Intravesical Aminophylline for Urgent Ureteral Stenting in Acute Calculous Anuria

Overview

Acute calculous anuria is a urological emergency caused by ureteral stone obstruction in a solitary functioning kidney or bilateral ureteral obstruction. Urgent decompression of the upper urinary tract is required to restore urine drainage and prevent further renal impairment. This prospective randomized double-blind controlled trial will evaluate whether intravesical aminophylline can facilitate urgent retrograde ureteral stenting in adult patients with acute calculous anuria due to ureteral stones. Eligible patients will be randomly assigned to receive either intravesical aminophylline diluted in normal saline or placebo saline before attempted retrograde Double-J ureteral stent placement. The primary outcome is technical success, defined as successful placement of a Double-J ureteral stent across the obstructing stone without the need for percutaneous nephrostomy. Secondary outcomes include stenting time, intraoperative complications, renal function recovery, postoperative pain, analgesic requirement, and the need for alternative drainage.

This is a prospective, randomized, double-blind, controlled trial conducted at the Department of Urology, Beni-Suef University Hospital. The study will include adult patients aged 18 years or older presenting with acute calculous anuria due to ureteral stone obstruction in a solitary functioning kidney or bilateral ureteral obstruction. Obstruction will be confirmed by pelvi-abdominal ultrasound and computed tomography of the urinary tract. Eligible patients will have clinical and laboratory evidence of acute renal impairment, including oliguria or anuria and elevated serum creatinine. After eligibility assessment and informed consent, participants will be randomly allocated in a 1:1 ratio to one of two groups.
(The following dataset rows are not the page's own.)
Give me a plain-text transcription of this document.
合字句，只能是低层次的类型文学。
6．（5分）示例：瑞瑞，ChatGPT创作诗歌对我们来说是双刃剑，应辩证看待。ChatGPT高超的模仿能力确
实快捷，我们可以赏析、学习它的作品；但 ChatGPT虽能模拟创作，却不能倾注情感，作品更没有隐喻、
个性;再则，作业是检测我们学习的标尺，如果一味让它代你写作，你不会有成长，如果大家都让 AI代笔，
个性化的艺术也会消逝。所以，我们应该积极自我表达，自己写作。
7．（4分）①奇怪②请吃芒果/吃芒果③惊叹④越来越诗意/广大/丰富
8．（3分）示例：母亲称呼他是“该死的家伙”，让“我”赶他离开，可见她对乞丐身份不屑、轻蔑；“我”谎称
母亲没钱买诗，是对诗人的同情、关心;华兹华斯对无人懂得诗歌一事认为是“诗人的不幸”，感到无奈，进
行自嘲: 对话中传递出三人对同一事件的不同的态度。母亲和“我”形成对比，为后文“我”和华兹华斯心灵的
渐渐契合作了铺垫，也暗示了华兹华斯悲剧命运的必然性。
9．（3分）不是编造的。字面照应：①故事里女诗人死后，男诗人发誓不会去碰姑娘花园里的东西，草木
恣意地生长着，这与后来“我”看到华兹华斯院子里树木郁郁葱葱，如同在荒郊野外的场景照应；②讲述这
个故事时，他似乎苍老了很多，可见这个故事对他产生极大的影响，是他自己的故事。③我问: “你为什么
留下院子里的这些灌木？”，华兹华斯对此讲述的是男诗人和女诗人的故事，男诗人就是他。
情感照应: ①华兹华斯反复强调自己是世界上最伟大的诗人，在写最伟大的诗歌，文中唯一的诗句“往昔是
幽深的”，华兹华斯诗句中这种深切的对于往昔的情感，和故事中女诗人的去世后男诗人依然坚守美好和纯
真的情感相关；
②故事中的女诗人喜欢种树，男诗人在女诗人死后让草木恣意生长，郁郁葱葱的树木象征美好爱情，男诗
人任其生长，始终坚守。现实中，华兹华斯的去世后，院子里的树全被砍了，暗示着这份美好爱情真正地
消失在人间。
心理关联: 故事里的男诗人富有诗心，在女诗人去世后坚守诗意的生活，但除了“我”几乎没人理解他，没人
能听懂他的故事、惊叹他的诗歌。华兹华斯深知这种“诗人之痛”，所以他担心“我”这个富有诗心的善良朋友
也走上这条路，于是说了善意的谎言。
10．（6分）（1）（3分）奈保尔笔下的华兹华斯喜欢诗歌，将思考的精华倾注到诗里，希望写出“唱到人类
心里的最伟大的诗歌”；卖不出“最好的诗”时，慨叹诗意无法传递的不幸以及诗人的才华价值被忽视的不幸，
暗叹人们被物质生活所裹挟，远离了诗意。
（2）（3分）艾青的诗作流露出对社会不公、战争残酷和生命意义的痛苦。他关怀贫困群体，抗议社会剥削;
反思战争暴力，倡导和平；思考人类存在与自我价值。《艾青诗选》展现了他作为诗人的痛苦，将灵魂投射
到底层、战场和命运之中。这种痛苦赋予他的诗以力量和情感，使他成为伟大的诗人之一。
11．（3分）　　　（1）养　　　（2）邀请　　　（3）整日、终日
Participants in the aminophylline group will receive intravesical instillation of 250 mg aminophylline diluted in normal saline to a total volume of 160 mL. Participants in the control group will receive placebo intravesical instillation using normal saline with the same total volume. The study solution will be prepared by a nurse who is not involved in the operation to maintain blinding of the patient and the operating surgeon. Under general or spinal anesthesia, the patient will be placed in the lithotomy position. A cystoscope will be introduced and the bladder will be emptied. The assigned intravesical solution will then be instilled into the bladder and retained for 5 minutes before proceeding with retrograde ureteral stenting. Under fluoroscopic guidance, a guidewire will be advanced through the ureteric orifice in an attempt to bypass the obstructing ureteral stone. If successful, a Double-J ureteral stent will be advanced over the guidewire and positioned across the obstruction. The primary endpoint is technical success of retrograde ureteral stenting, defined as successful placement of the Double-J stent across the obstructing stone without the need for percutaneous nephrostomy. Secondary endpoints include time required for successful stent placement, intraoperative complications, serum creatinine changes at 24, 48, and 72 hours after decompression, postoperative pain score, analgesic requirement, and the need for alternative drainage after failed retrograde stenting.